WWF zur Steuerreform: Bundesregierung erhält fossile Relikte und verweigert echte Ökologisierung

Mutlose Mini-Schritte reichen nicht – Gesamtes Steuersystem muss konsequent auf Klimaschutz und Energieeffizienz optimiert werden – Umweltministerin gefordert

Die Bundesregierung hat kein ökologisches Gesamtkonzept vorgelegt, sondern konserviert fossile Relikte wie das Dieselprivileg und ignoriert die Empfehlungen der Klimawissenschaft.
Hanna Simons, WWF Österreich

Wien/Mauerbach (OTS) - Gemäß den bisher veröffentlichten Eckpunkten wird die überfällige Ökologisierung des Steuersystems erneut vertagt, weil sich die Bundesregierung nur auf einige wenige mutlose Akzente einigen konnte. „Die Bundesregierung hat kein ökologisches Gesamtkonzept vorgelegt, sondern konserviert fossile Relikte wie das Dieselprivileg und ignoriert die Empfehlungen der Klimawissenschaft. Das belastet nicht nur Umwelt und Gesundheit der Menschen, sondern provoziert auch das Verfehlen der Klimaziele samt hohen Strafzahlungen.

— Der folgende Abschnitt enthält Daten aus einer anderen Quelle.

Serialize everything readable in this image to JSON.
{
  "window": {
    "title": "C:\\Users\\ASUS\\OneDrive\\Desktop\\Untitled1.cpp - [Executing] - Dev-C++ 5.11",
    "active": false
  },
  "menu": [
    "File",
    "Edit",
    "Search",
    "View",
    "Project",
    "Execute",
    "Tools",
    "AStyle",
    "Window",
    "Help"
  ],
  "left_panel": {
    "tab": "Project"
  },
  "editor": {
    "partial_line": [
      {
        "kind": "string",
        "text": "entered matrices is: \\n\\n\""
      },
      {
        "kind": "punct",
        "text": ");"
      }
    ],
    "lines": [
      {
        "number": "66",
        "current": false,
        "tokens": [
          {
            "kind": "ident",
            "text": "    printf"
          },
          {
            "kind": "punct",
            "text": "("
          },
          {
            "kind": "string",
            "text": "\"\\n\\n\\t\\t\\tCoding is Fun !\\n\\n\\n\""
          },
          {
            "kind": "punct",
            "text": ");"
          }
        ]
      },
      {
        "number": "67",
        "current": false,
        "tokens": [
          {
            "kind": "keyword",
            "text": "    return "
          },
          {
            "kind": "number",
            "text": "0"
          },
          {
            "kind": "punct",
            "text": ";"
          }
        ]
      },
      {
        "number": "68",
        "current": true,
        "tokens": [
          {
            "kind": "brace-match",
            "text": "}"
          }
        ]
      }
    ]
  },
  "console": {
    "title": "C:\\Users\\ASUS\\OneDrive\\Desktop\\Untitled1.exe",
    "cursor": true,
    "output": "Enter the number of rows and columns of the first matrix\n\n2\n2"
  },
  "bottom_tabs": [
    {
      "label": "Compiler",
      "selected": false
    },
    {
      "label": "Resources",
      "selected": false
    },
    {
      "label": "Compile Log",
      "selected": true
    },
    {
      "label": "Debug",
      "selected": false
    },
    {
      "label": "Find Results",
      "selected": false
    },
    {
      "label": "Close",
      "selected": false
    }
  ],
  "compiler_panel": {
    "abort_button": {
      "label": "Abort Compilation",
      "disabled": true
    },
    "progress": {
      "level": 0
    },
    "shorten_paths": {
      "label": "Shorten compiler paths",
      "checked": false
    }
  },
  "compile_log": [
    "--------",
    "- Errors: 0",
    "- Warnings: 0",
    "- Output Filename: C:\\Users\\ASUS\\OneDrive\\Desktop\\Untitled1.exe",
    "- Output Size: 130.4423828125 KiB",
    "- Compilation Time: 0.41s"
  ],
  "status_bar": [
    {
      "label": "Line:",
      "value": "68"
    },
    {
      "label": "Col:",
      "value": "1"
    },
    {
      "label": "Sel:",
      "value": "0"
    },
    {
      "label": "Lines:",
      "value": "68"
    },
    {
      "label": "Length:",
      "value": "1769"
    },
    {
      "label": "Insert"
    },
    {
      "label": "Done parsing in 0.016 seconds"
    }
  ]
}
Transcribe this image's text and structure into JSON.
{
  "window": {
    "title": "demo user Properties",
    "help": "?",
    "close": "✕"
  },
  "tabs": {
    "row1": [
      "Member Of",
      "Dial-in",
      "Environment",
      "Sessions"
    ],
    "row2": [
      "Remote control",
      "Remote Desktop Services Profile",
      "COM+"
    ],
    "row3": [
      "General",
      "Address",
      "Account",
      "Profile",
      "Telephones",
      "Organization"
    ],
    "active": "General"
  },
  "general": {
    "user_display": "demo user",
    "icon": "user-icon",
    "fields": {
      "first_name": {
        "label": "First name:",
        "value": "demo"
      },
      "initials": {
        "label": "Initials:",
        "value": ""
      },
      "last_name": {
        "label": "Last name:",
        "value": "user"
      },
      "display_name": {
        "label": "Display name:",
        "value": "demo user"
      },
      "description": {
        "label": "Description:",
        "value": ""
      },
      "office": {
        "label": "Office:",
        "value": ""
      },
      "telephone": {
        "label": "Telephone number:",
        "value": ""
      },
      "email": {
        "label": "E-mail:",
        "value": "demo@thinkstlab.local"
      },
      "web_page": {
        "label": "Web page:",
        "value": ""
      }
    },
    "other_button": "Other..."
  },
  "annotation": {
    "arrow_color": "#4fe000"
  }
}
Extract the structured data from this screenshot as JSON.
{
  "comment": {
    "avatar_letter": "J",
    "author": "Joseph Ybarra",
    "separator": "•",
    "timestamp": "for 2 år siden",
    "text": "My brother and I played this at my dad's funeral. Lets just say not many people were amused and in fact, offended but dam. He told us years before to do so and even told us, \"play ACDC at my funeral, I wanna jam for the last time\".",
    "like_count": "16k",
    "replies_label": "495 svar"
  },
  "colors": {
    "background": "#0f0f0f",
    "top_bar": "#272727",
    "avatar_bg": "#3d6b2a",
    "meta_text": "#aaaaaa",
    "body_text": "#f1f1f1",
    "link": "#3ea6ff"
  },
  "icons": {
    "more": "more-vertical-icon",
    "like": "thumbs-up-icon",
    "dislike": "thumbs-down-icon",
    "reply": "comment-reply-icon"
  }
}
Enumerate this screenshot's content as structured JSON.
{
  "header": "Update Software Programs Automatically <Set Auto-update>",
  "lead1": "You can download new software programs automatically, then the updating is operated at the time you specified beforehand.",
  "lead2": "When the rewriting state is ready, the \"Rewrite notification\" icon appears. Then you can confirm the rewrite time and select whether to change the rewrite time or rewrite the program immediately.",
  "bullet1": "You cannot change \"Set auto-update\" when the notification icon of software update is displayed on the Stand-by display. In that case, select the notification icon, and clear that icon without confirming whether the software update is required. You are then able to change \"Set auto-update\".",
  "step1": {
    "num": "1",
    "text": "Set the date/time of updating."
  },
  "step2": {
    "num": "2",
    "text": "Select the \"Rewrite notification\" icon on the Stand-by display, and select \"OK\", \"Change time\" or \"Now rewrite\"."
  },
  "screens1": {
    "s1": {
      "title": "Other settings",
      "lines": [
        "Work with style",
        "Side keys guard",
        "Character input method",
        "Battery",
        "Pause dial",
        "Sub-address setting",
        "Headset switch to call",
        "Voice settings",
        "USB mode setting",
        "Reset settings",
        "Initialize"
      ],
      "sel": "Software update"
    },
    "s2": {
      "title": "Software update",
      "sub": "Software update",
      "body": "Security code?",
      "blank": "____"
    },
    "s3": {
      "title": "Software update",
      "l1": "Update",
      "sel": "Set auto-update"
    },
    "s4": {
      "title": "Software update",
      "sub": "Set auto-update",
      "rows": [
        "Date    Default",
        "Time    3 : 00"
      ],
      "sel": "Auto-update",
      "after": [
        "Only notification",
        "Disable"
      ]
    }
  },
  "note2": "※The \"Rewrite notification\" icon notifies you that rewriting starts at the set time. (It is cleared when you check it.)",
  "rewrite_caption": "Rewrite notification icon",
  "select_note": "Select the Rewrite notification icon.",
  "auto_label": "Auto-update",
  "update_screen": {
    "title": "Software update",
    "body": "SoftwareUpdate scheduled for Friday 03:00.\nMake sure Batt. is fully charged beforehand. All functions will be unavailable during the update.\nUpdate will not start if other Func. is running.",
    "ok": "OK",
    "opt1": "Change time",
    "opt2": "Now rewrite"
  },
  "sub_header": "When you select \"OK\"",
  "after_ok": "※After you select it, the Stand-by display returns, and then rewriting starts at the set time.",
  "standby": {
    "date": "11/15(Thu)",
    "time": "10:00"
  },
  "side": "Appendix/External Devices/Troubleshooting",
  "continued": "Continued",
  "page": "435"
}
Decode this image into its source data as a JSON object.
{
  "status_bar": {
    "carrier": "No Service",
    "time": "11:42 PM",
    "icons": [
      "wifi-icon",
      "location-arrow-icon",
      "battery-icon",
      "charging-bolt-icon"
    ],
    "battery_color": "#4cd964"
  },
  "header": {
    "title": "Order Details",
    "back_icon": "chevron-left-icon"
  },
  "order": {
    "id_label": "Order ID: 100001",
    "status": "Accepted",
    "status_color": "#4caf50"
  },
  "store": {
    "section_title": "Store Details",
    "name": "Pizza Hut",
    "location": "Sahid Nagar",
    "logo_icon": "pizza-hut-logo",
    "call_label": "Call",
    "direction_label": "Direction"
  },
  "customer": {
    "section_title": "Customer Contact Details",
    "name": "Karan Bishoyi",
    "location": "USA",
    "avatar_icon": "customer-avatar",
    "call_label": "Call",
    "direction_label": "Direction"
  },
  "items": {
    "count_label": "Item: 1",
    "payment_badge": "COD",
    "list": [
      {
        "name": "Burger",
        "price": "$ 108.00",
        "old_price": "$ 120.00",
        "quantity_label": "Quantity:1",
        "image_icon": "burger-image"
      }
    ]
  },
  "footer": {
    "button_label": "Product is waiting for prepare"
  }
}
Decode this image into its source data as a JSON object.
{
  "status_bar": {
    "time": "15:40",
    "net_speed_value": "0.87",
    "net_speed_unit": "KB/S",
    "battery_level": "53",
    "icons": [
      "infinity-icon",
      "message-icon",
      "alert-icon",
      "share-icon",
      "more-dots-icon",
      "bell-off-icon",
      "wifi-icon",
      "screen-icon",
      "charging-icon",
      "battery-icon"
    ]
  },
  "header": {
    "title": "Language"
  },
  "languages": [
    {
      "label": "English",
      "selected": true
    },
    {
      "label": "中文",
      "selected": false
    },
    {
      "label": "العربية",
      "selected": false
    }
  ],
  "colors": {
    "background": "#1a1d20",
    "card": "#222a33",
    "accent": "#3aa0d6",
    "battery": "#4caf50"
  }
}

Daher muss sich Umweltministerin Elisabeth Köstinger jetzt massiv für eine echte Ökologisierung einsetzen. Regierungsspitze und Finanzminister sind hier besonders gefordert“, sagt Hanna Simons, Leiterin Natur- und Umweltschutz beim WWF Österreich, anlässlich der Regierungsklausur in Mauerbach bei Wien.

Die Regierung hat zwar einige vage Vorhaben unter dem Stichwort „Ökologisierung“ inszeniert, diese fallen aber de facto viel zu gering aus. Denn die Klimaforschung ist sich einig, dass das gesamte Steuersystem auf Klimaschutz, Energieeffizienz und Mobilitätswende ausgerichtet werden muss. „Eine ökologische, sozial und wirtschaftlich gerechte Steuerreform würde Mensch und Umwelt auf allen Ebenen entlasten. Umweltfreundliches Verhalten muss deutlich stärker belohnt werden, umweltschädliche Subventionen müssen rasch gestoppt oder zumindest ökologisch vernünftig reformiert werden. Jeder Haushalt sollte daraus einen Öko-Bonus erhalten. Öffentliche Verkehrsmittel, Radfahren und thermische Sanierung könnten viel stärker als bisher unterstützt werden“, sagt Hanna Simons unter Verweis auf den jüngsten gemeinsamen Appell von WWF und renommierten WissenschaftlerInnen.

Kontraproduktive Subventionen von jährlich bis zu 4,7 Milliarden Euro belasten nicht nur Umwelt und Klima, sondern bremsen auch erneuerbare Alternativen. „Daher braucht es auf allen Ebenen eine Kostenwahrheit fossiler Energien, auch WIFO-Budgetexpertin Margit Schratzenstaller hat sich im heutigen Morgenjournal für eine ‚radikale Durchforstung‘ umweltschädlicher Ausnahmen ausgesprochen. Wer sich hier nur auf Trippelschritte beschränkt, macht keine enkelfreundliche Politik. Die Klimakrise kann nicht mit Symbolpolitik bekämpft werden“, bekräftigt Hanna Simons von der Umweltschutzorganisation WWF Österreich.